Casey nodded toward an opening in one wall, where the narrow-gauge railroad entered. "He must have run in there."
They approached what they recognized as the entrance to a mine shaft. Suddenly, three very tall men, at least they looked very tall to a pair of ten-year-olds, came near and glared down at the children. The one who stood in front of the other two was dressed like an old Western gunslinger, with his Colt revolver hung in a holster on his belt. A black hat covered an oily mange of hair and a huge walrus mustache spread across his upper lip. He wore a black shirt tucked into black pants tucked into black boots. His henchmen—they had to be his henchmen since he acted like a boss—were also dressed in black Western clothes. The twins were both relieved and fearful to see one of the men holding Floopy, who was whining with a muzzle around his nose and jaws.
The one clutching Floopy under one arm hissed at the man in front of him, "I told you they'd show up, Boss, after we stole their airplane."
"Yeah," said the other henchman, grinning. "It was my idea."
"No it wasn't.
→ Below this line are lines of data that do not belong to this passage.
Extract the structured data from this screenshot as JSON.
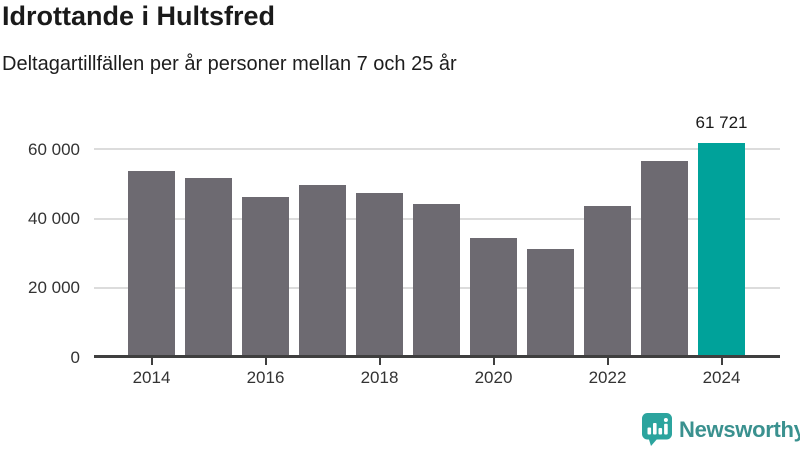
{
  "header": {
    "title": "Idrottande i Hultsfred",
    "subtitle": "Deltagartillfällen per år personer mellan 7 och 25 år"
  },
  "chart_data": {
    "type": "bar",
    "title": "Idrottande i Hultsfred",
    "subtitle": "Deltagartillfällen per år personer mellan 7 och 25 år",
    "categories": [
      "2014",
      "2015",
      "2016",
      "2017",
      "2018",
      "2019",
      "2020",
      "2021",
      "2022",
      "2023",
      "2024"
    ],
    "values": [
      53700,
      51600,
      46200,
      49800,
      47400,
      44200,
      34500,
      31300,
      43600,
      56500,
      61721
    ],
    "highlight_index": 10,
    "highlight_value_label": "61 721",
    "ylim": [
      0,
      62000
    ],
    "y_ticks": [
      {
        "value": 0,
        "label": "0"
      },
      {
        "value": 20000,
        "label": "20 000"
      },
      {
        "value": 40000,
        "label": "40 000"
      },
      {
        "value": 60000,
        "label": "60 000"
      }
    ],
    "x_ticks": [
      {
        "index": 0,
        "label": "2014"
      },
      {
        "index": 2,
        "label": "2016"
      },
      {
        "index": 4,
        "label": "2018"
      },
      {
        "index": 6,
        "label": "2020"
      },
      {
        "index": 8,
        "label": "2022"
      },
      {
        "index": 10,
        "label": "2024"
      }
    ],
    "grid": "horizontal",
    "legend": "none",
    "colors": {
      "bar": "#6d6a71",
      "highlight": "#00a29a",
      "gridline": "#dcdcdc",
      "axis_line": "#3f3f3f",
      "tick_label": "#333333",
      "value_label": "#1a1a1a"
    }
  },
  "footer": {
    "brand_name": "Newsworthy",
    "brand_text_color": "#3a918f",
    "brand_icon_color": "#2ca49e",
    "brand_icon": "bar-chart-speech-bubble-icon"
  }
}
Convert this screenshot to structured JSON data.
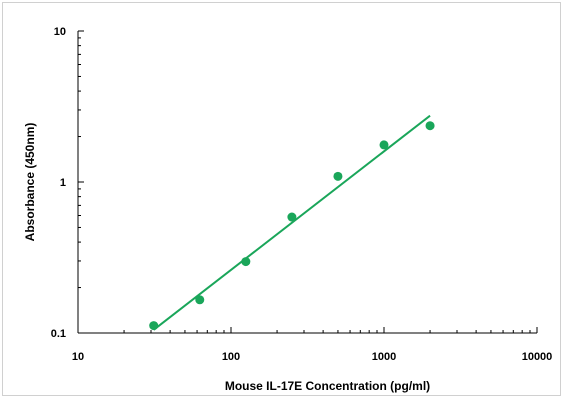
{
  "chart_data": {
    "type": "scatter",
    "xlabel": "Mouse IL-17E Concentration (pg/ml)",
    "ylabel": "Absorbance (450nm)",
    "xscale": "log",
    "yscale": "log",
    "xlim": [
      10,
      10000
    ],
    "ylim": [
      0.1,
      10
    ],
    "x_ticks": [
      "10",
      "100",
      "1000",
      "10000"
    ],
    "y_ticks": [
      "0.1",
      "1",
      "10"
    ],
    "grid": false,
    "legend": "none",
    "series": [
      {
        "x": [
          31.25,
          62.5,
          125,
          250,
          500,
          1000,
          2000
        ],
        "y": [
          0.112,
          0.166,
          0.297,
          0.586,
          1.09,
          1.76,
          2.36
        ]
      }
    ],
    "fit_line": {
      "x": [
        31.25,
        2000
      ],
      "y": [
        0.105,
        2.75
      ]
    },
    "colors": {
      "points": "#1aa65a",
      "line": "#1aa65a",
      "axis": "#000000"
    }
  }
}
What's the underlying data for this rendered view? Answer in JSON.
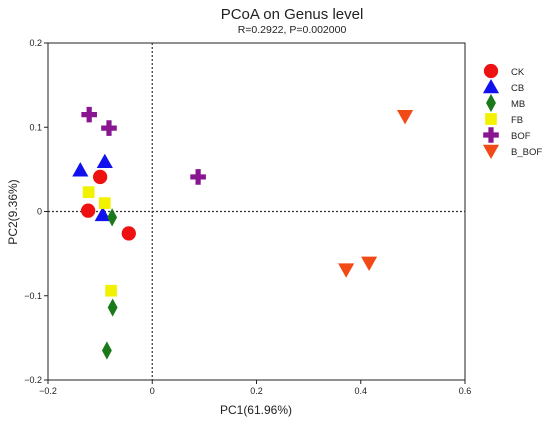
{
  "chart_data": {
    "type": "scatter",
    "title": "PCoA on Genus level",
    "subtitle": "R=0.2922, P=0.002000",
    "xlabel": "PC1(61.96%)",
    "ylabel": "PC2(9.36%)",
    "xlim": [
      -0.2,
      0.6
    ],
    "ylim": [
      -0.2,
      0.2
    ],
    "xticks": [
      -0.2,
      0,
      0.2,
      0.4,
      0.6
    ],
    "yticks": [
      -0.2,
      -0.1,
      0,
      0.1,
      0.2
    ],
    "xtick_labels": [
      "−0.2",
      "0",
      "0.2",
      "0.4",
      "0.6"
    ],
    "ytick_labels": [
      "−0.2",
      "−0.1",
      "0",
      "0.1",
      "0.2"
    ],
    "grid": false,
    "reference_lines": {
      "x": 0,
      "y": 0,
      "style": "dotted"
    },
    "legend_position": "right",
    "series": [
      {
        "name": "CK",
        "marker": "circle",
        "color": "#ee1111",
        "points": [
          [
            -0.1,
            0.041
          ],
          [
            -0.123,
            0.001
          ],
          [
            -0.045,
            -0.026
          ]
        ]
      },
      {
        "name": "CB",
        "marker": "triangle-up",
        "color": "#1111ee",
        "points": [
          [
            -0.138,
            0.049
          ],
          [
            -0.091,
            0.059
          ],
          [
            -0.095,
            -0.004
          ]
        ]
      },
      {
        "name": "MB",
        "marker": "diamond",
        "color": "#1a7a1a",
        "points": [
          [
            -0.077,
            -0.007
          ],
          [
            -0.076,
            -0.114
          ],
          [
            -0.087,
            -0.165
          ]
        ]
      },
      {
        "name": "FB",
        "marker": "square",
        "color": "#f2f200",
        "points": [
          [
            -0.122,
            0.023
          ],
          [
            -0.091,
            0.01
          ],
          [
            -0.079,
            -0.094
          ]
        ]
      },
      {
        "name": "BOF",
        "marker": "plus",
        "color": "#8a1590",
        "points": [
          [
            -0.121,
            0.115
          ],
          [
            -0.083,
            0.099
          ],
          [
            0.088,
            0.041
          ]
        ]
      },
      {
        "name": "B_BOF",
        "marker": "triangle-down",
        "color": "#f24a16",
        "points": [
          [
            0.485,
            0.113
          ],
          [
            0.372,
            -0.069
          ],
          [
            0.416,
            -0.061
          ]
        ]
      }
    ]
  }
}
It was mine."
"Was not."
"Was too."
"Not."
"Too."
"You're both wrong," snapped the Boss. "I thought of it. Now be quiet."
The two henchmen hunched their shoulders and cowered at the Boss's cold voice.
The Boss glared down at the children and growled, "And where did you two little scamps pop up from? And who sent you?"
"Nobody sent us." Casey stepped in front of his sister since she was trembling so much, she could hardly stand. "We flew here"—he paused and pointed toward Vin Fiz—"in our airplane, from Castroville."